AFP通信によると、ある調査チームが先月、ドイツのハンブルクから北に約150キロ離れたゲルティング湾でエニグマ暗号を発見した。第二次世界大戦中にナチスが暗号通信に使用したことで知られるこの暗号機は、海洋考古学とは関係のない団体、世界自然保護連盟(WWF)によって発見された。WWFの依頼で活動するドイツ人ダイバーたちは、「ゴーストネット」とも呼ばれる放棄された漁網を探していたところ、偶然この歴史的遺物に遭遇した。
「素晴らしい発見だ」と考古学者で研究ダイバーのフロリアン・フーバー氏は自身のフェイスブックページで述べた。「この日を決して忘れない。一生に一度のことだ」

フーバー氏は普段は考古学的なダイビングを行っているが、この日はたまたまWWFの環境保護プログラムに協力していた。まさに幸運と幸運の賜物と言えるだろう。発見後、フーバー氏の同僚の一人が「泳いできて、『古いタイプライターが入った網がある』と言った」とDPA通信社に語った。よくよく調べてみると、グループは歴史的に重要なものを発見したと気づいた。

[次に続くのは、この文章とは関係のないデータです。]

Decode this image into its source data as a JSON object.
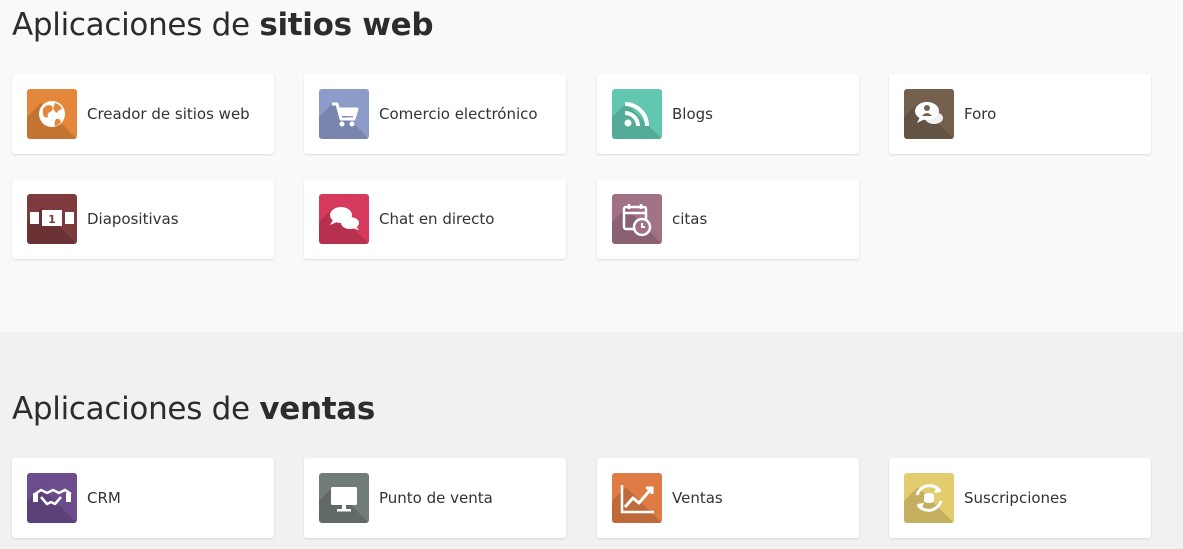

金曜日、グループはエニグマ暗号機を修復のためドイツの博物館に引き渡した。シュレースヴィヒ=ホルシュタイン州考古学事務所長のウルフ・イッケロト氏はDPA通信に対し、これは非常に繊細な作業であり、機械の脱塩だけでも1年以上かかる可能性があると語った。この希少なエニグマ暗号機は、最終的に博物館に展示される予定だ。
ナチスは戦時中、無線メッセージの暗号化と解読にエニグマ暗号機を用いていました。しかし、ドイツ軍に知られることなく、ブレッチリー・パークの英国諜報部は数学者アラン・チューリングの協力を得て、1941年にこの暗号機を解読しました。2014年の映画『イミテーション・ゲーム』はこの歴史的エピソードをドラマ化していますが、実際のストーリー、そしてその後の展開ははるかに複雑です。いずれにせよ、エニグマ暗号機の解読は戦争の行方に重大な影響を及ぼしました。
この機械がどのようにしてバルト海の海底に沈んだのかは、はっきりとは分からない。ドイツ海軍協会の海軍史家ヤン・ヴィット氏はDPA通信に対し、この機械は4つではなく3つのローターを備えている(ローターはアルファベットの異なる文字を表示するために使用されていた)ことから、戦争末期にドイツの軍艦から海に投げ出された可能性が高いと語った。ヴィット氏によると、ドイツの潜水艦はより複雑な4ローター式を搭載していたため、この機械は(フーバー氏が推測するように)沈没した潜水艦から持ち込まれたものではない可能性が高いという。
https://gizmodo.com/german-enigma-machine-found-at-flea-market-fetches-51-1796845819
1930年代から1940年代にかけて、ドイツでは数千台のエニグマ暗号機が製造されましたが、現在残っているものはごくわずかです。現在、世界中の博物館に様々なタイプのエニグマ暗号機が約50台展示されており、さらに多くのものが個人コレクションに所蔵されています。2015年には、希少なエニグマM4(4ローター式)暗号機がオークションで記録的な36万5000ドルで落札されました。